Uma característica que se transferiu a um filme, sobre o qual o máximo que se pode afirmar é o seguinte: se o livro já não passava de um mero suspense razoavelmente bem escrito, o filme resultou numa alucinada história de ação com um roteiro bastante confuso.

O que não tem impedido milhões de fazerem fila para vê-lo. Muitos dos quais, infelizmente, saem do cinema sem se dar conta que o único mistério a ser desvendado nesta história toda é como fazer milhões de dólares oferecendo um pouco de suspense e polêmicas infrutíferas para as massas.

Opus Dei, mulheres e temores da Igreja
O Papa Bento XVI apressou-se a conclamar os católicos a boicotarem o livro e o filme, caracterizando-os como um apanhado de “calúnias e difamações” contra o cristianismo, baseadas em “erros históricos e teológicos”.

Uma postura que chega a ser irônica. Em primeiro lugar, porque a própria história do cristianismo é marcada por suposições sem bases históricas e por um longo processo de criação e “escolha” de fatos que serviram para justificar o poder da igreja sobre seus fiéis. Para citar um exemplo, basta dizer que, no início da Era Cristã, dezenas de evangelhos (chamados de apócrifos) que traziam outras versões sobre a origem do cristianismo foram simplesmente descartados ou destruídos.

Contudo, o maior temor da Igreja não está naquilo que Dan Brown apresentou de ficcional em sua obra, e sim naquilo que é inquestionavelmente real. Em primeiro lugar, o papel que o cristianismo reserva às mulheres em sua história, em segundo, o poder da Opus Dei na sua atual hierarquia.

Independentemente do tipo de relacionamento que possa ter existido entre as figuras de Jesus Cristo e Madalena (personagens sobre os quais não há reais evidências históricas), o fato é que o Cristianismo, desde o seu nascedouro, fez o possível para destituir as mulheres de qualquer forma de poder em sua estrutura.

Com exceção da figura de Maria, transformada em virgem (numa proclamação papal, em 649 d.C) e de uma série de figuras femininas elevadas a santas, as mulheres, dentro da tradição cristã, sempre foram associadas ao “pecado original” e à raiz de muitos dos males que afetam a humanidade.

Neste sentido, é instigante a releitura que o Código propõe para o papel das mulheres nesta história.

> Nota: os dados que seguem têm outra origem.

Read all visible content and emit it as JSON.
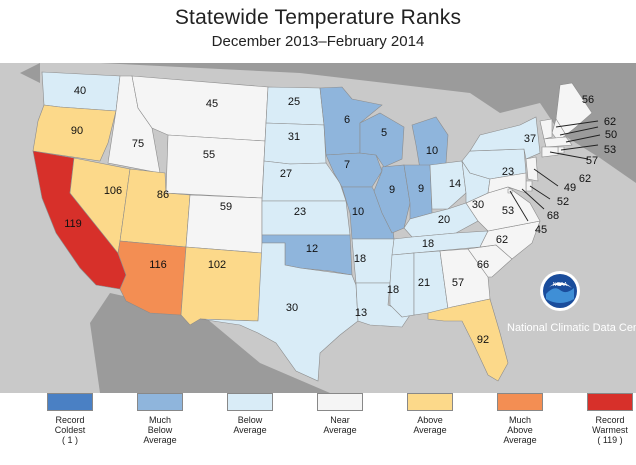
{
  "title": "Statewide Temperature Ranks",
  "subtitle": "December 2013–February 2014",
  "agency": "National Climatic Data Center",
  "logo_text": "NOAA",
  "colors": {
    "record_coldest": "#4a80c4",
    "much_below": "#8fb5dc",
    "below": "#d9ecf7",
    "near": "#f5f5f5",
    "above": "#fcd98a",
    "much_above": "#f38e53",
    "record_warmest": "#d7302a",
    "land_context": "#9b9b9b",
    "water": "#c9c9c9"
  },
  "legend": [
    {
      "key": "record_coldest",
      "line1": "Record",
      "line2": "Coldest",
      "line3": "( 1 )"
    },
    {
      "key": "much_below",
      "line1": "Much",
      "line2": "Below",
      "line3": "Average"
    },
    {
      "key": "below",
      "line1": "Below",
      "line2": "Average",
      "line3": ""
    },
    {
      "key": "near",
      "line1": "Near",
      "line2": "Average",
      "line3": ""
    },
    {
      "key": "above",
      "line1": "Above",
      "line2": "Average",
      "line3": ""
    },
    {
      "key": "much_above",
      "line1": "Much",
      "line2": "Above",
      "line3": "Average"
    },
    {
      "key": "record_warmest",
      "line1": "Record",
      "line2": "Warmest",
      "line3": "( 119 )"
    }
  ],
  "states": [
    {
      "code": "WA",
      "rank": "40",
      "cat": "below"
    },
    {
      "code": "OR",
      "rank": "90",
      "cat": "above"
    },
    {
      "code": "CA",
      "rank": "119",
      "cat": "record_warmest"
    },
    {
      "code": "NV",
      "rank": "106",
      "cat": "above"
    },
    {
      "code": "ID",
      "rank": "75",
      "cat": "near"
    },
    {
      "code": "MT",
      "rank": "45",
      "cat": "near"
    },
    {
      "code": "WY",
      "rank": "55",
      "cat": "near"
    },
    {
      "code": "UT",
      "rank": "86",
      "cat": "above"
    },
    {
      "code": "AZ",
      "rank": "116",
      "cat": "much_above"
    },
    {
      "code": "CO",
      "rank": "59",
      "cat": "near"
    },
    {
      "code": "NM",
      "rank": "102",
      "cat": "above"
    },
    {
      "code": "ND",
      "rank": "25",
      "cat": "below"
    },
    {
      "code": "SD",
      "rank": "31",
      "cat": "below"
    },
    {
      "code": "NE",
      "rank": "27",
      "cat": "below"
    },
    {
      "code": "KS",
      "rank": "23",
      "cat": "below"
    },
    {
      "code": "OK",
      "rank": "12",
      "cat": "much_below"
    },
    {
      "code": "TX",
      "rank": "30",
      "cat": "below"
    },
    {
      "code": "MN",
      "rank": "6",
      "cat": "much_below"
    },
    {
      "code": "IA",
      "rank": "7",
      "cat": "much_below"
    },
    {
      "code": "MO",
      "rank": "10",
      "cat": "much_below"
    },
    {
      "code": "AR",
      "rank": "18",
      "cat": "below"
    },
    {
      "code": "LA",
      "rank": "13",
      "cat": "below"
    },
    {
      "code": "WI",
      "rank": "5",
      "cat": "much_below"
    },
    {
      "code": "IL",
      "rank": "9",
      "cat": "much_below"
    },
    {
      "code": "MI",
      "rank": "10",
      "cat": "much_below"
    },
    {
      "code": "IN",
      "rank": "9",
      "cat": "much_below"
    },
    {
      "code": "OH",
      "rank": "14",
      "cat": "below"
    },
    {
      "code": "KY",
      "rank": "20",
      "cat": "below"
    },
    {
      "code": "TN",
      "rank": "18",
      "cat": "below"
    },
    {
      "code": "MS",
      "rank": "18",
      "cat": "below"
    },
    {
      "code": "AL",
      "rank": "21",
      "cat": "below"
    },
    {
      "code": "GA",
      "rank": "57",
      "cat": "near"
    },
    {
      "code": "FL",
      "rank": "92",
      "cat": "above"
    },
    {
      "code": "SC",
      "rank": "66",
      "cat": "near"
    },
    {
      "code": "NC",
      "rank": "62",
      "cat": "near"
    },
    {
      "code": "VA",
      "rank": "53",
      "cat": "near"
    },
    {
      "code": "WV",
      "rank": "30",
      "cat": "below"
    },
    {
      "code": "PA",
      "rank": "23",
      "cat": "below"
    },
    {
      "code": "NY",
      "rank": "37",
      "cat": "below"
    },
    {
      "code": "ME",
      "rank": "56",
      "cat": "near"
    },
    {
      "code": "NH",
      "rank": "62",
      "cat": "near"
    },
    {
      "code": "VT",
      "rank": "62",
      "cat": "near"
    },
    {
      "code": "MA",
      "rank": "50",
      "cat": "near"
    },
    {
      "code": "RI",
      "rank": "53",
      "cat": "near"
    },
    {
      "code": "CT",
      "rank": "57",
      "cat": "near"
    },
    {
      "code": "NJ",
      "rank": "49",
      "cat": "near"
    },
    {
      "code": "DE",
      "rank": "52",
      "cat": "near"
    },
    {
      "code": "MD",
      "rank": "68",
      "cat": "near"
    },
    {
      "code": "DC",
      "rank": "45",
      "cat": "near"
    }
  ]
}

Contudo, o que realmente causou calafrios à hierarquia da igreja foi o destaque que Brown deu à Opus Dei, a organização fundada pelo espanhol Josemaría Escrivã, em 1928. Ultra-conservadora e associada a regimes ditatoriais e fascistas (como o de Franco, na Espanha), a entidade goza de um status único na estrutura católica: é uma prelazia pessoal do papa, ou seja, só responde a ele, não precisando prestar contas a mais ninguém.

Com cerca de 60 mil adeptos ao redor do mundo (muitos deles membros de famílias poderosas como os Alckmin, no Brasil) e dona de uma fortuna incalculável, a Opus Dei, certamente, não gostou nada de ter a atenção mundial voltada para suas finanças escusas e seus métodos de auto-flagelação, como o cilício (uma liga cortante amarrada nas coxas para afastar os desejos da carne).

Enquanto isso….no cinema brasileiro

Uma matéria de O Estado de S. Paulo revelou que nada menos do que 80 filmes nacionais estão totalmente prontos, mas não têm nenhuma previsão para entrar em cartaz devido a um simples motivo: falta de telas em que possam ser apresentados.

A razão deste absurdo é prima-irmã do estrondoso “sucesso” de blockbusters como O Código Da Vinci: a completa submissão da produção artística às leis e aos interesses do mercado.

Se não bastasse o fato de termos a ridícula quantidade de cerca de 1.700 salas de cinema em todo o país (concentradas em apenas 8% das cidades brasileiras), os grandes estúdios mantêm um quase monopólio do sistema de distribuição no país. Em meados de maio, O Código ocupou 534 salas, os X-Men invadiram outras 580 e Missão Impossível tomou de assaltou mais 451. É só fazer as contas: restaram pouco menos de 200 salas para todo o restante dos filmes.